The minds of the West, driven by materialism, will never understand that for ordinary Russians their derzhava is the substitute for everything they lack in this world and the one who can give them that substitute is their god. They accept that their god, like God almighty and true, is harsh, punishing, bloody. God cannot be otherwise, for the Russian knows that he himself is false-hearted, lazy, drunk, a thief. He does not expect God to be lenient.

In 1991 Americans hoped that Boris Yeltsin would usher in a new, democratic and free-market Russia, a Russia that would grant the West access to its gas, oil, gold and diamonds. But they were wrong again. Yeltsin’s era revealed to ordinary Russians that without the chastising hand of God, all they can do is drink and steal limitlessly. And with every year that this increasingly nightmarish party without a master continued in Russia, more and more Russians discovered in themselves a growing yearning for a czar, for God on earth. For derzhava, which would put back meaning in the lives and pursuits of the people, now willing to follow unconditionally the leader that could give them this, however harsh and bloody he be.

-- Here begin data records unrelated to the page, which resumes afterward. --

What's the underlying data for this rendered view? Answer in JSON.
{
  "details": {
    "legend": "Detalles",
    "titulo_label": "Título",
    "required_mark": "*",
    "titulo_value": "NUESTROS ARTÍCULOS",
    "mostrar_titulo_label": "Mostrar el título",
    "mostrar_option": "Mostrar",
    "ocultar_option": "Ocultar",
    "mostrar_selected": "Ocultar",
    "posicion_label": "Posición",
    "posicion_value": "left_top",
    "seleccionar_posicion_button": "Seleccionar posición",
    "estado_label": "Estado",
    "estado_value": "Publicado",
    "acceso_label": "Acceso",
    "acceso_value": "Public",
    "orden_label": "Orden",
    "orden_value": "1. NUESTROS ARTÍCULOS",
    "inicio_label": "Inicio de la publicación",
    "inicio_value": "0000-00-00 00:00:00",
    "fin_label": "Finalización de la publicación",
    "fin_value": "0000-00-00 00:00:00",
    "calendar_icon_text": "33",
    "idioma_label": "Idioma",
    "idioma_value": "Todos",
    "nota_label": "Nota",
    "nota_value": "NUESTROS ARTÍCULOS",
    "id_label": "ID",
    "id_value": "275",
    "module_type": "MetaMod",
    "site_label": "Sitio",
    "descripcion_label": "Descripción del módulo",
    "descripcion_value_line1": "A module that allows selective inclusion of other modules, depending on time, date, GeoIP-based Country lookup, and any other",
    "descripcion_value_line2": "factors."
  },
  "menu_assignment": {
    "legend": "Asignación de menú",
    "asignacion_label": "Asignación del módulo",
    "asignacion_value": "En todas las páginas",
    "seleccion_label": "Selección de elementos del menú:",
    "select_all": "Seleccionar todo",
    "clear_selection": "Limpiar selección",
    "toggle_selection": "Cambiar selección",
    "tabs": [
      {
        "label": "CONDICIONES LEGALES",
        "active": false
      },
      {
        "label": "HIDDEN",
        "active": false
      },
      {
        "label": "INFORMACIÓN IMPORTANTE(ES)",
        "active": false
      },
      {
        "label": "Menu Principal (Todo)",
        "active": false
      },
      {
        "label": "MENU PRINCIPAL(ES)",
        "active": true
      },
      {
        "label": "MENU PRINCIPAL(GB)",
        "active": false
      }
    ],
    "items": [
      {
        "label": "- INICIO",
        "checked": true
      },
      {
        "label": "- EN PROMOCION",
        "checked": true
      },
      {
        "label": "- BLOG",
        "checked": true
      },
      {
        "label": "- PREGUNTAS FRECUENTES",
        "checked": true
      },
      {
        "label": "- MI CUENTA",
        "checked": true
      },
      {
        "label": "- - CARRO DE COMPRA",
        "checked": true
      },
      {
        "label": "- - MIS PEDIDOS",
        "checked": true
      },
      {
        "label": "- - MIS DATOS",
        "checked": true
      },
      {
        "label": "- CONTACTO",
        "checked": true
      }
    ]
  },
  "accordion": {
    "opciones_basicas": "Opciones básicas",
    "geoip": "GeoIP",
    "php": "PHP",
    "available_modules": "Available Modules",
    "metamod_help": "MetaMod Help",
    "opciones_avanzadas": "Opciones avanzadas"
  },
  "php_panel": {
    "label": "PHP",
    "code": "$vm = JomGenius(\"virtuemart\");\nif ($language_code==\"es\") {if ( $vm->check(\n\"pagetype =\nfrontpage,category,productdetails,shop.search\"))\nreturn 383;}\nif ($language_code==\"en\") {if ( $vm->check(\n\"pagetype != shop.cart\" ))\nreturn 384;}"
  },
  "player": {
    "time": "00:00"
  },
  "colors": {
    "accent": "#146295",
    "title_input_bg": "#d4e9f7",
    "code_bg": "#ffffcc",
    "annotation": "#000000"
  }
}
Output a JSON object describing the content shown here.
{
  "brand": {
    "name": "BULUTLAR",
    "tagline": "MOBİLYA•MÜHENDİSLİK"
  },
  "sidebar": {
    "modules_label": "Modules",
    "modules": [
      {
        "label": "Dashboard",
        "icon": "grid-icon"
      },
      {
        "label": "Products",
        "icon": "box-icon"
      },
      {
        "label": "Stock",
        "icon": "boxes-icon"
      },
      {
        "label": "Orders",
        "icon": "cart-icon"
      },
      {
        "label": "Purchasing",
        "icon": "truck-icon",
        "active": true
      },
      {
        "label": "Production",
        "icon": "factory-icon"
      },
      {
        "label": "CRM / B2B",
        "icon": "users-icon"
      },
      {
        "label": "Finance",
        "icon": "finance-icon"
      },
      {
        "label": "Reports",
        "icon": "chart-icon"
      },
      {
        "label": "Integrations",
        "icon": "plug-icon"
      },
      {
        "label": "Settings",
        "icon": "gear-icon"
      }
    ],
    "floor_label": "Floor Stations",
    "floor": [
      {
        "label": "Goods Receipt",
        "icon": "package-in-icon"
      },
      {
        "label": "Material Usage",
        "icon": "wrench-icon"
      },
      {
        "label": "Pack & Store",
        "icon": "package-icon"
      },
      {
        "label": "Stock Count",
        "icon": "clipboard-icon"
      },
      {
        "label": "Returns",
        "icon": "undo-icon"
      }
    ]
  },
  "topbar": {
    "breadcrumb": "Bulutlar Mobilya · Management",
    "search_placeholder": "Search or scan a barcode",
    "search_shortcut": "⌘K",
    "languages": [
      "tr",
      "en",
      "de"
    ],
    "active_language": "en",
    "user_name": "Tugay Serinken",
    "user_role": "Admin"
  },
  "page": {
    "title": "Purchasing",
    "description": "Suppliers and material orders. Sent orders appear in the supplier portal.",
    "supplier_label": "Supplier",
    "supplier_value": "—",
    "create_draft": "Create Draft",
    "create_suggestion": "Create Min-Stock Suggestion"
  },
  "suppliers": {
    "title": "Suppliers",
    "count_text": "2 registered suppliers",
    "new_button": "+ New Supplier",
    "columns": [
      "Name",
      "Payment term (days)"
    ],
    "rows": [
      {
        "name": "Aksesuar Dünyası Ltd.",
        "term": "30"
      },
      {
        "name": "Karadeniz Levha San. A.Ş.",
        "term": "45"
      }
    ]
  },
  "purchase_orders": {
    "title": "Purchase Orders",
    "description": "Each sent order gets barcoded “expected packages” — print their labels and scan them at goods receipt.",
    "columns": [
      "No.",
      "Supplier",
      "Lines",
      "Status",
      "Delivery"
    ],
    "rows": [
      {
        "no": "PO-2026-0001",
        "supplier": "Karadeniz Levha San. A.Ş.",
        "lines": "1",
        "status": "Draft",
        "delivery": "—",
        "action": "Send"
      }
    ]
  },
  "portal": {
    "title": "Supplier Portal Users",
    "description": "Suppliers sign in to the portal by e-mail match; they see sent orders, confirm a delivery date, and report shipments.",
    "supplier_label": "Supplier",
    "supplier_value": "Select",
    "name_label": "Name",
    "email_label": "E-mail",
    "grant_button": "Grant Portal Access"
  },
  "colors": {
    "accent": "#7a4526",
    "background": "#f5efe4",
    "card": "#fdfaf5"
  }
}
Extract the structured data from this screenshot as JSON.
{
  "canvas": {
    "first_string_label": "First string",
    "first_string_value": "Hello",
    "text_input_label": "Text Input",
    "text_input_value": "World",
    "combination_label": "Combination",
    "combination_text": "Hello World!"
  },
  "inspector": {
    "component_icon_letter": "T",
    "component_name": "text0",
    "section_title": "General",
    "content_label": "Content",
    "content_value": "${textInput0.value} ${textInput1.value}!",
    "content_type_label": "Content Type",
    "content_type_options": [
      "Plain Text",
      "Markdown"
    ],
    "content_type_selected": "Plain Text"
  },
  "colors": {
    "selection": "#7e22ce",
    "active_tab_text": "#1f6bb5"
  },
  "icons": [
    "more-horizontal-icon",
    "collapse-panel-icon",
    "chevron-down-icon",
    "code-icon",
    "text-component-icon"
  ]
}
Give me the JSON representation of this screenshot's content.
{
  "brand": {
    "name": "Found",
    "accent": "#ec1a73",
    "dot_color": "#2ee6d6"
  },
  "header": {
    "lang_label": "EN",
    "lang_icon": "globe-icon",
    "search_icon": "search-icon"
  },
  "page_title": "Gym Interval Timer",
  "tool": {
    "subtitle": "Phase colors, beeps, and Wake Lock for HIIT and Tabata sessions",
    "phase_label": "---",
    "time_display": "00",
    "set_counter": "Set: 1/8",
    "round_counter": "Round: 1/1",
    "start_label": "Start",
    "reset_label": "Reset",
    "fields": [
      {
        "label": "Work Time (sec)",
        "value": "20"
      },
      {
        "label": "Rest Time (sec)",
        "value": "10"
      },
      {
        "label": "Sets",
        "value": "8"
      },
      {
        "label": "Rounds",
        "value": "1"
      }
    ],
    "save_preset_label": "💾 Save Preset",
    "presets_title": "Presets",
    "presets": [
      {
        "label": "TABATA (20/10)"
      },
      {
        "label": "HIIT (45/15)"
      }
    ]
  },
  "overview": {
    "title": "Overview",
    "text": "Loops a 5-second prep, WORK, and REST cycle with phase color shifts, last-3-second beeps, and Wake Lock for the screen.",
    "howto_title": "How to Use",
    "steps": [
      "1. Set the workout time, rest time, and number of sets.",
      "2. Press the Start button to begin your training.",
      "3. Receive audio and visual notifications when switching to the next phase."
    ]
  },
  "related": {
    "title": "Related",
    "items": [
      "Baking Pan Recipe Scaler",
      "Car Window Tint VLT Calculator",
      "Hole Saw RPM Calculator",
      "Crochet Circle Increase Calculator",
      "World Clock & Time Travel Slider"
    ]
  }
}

That is exactly what was expected of Vladimir Putin when Russians elected him with an overwhelming majority. They saw in him a new Peter, a new Stalin, a man who would pick up from the mud the flag of the empire and proudly wave it high, leading Russians victoriously to the last shore.

These great expectations were dashed, however. Russians know now that Putin will not deliver. Putin has not even dared to finally kill off all the Chechens. The army is impoverished, Russia is being pushed back into smaller territory. It has lost the Baltic States, Georgia, Ukraine,… Mother Russia has been reduced to a laughing stock. Who could save her, who could restore the empire, unified and indivisible? Stalin, if only he was still alive…

Westerners must be aware that in Russia one cannot be so sure that Stalin is not alive after all. Darkness creates monsters. The Russian nation is in humiliation and darkness. And if Putin is a bastard of the spirit of Stalin, then the next Putin – someone who is already living amongst us but whom we do no yet see – could be the real incarnation of Stalin. For the spirit that hangs over the water is present in Russia. As well as the soil from which may grow flowers with bloody blossoms. That is the reality of the young Russians’ responses in Mendelson and Gerber’s study. Knowing this, let us hope that we may take comfort in the knowledge that, so far at least, no restoration in the course of history has been successful in the long run. I doubt whether Putin, that zombie-Stalin, can make a precedent. He can, however, cause great evil, with the help of the Russians, who have blind faith in him.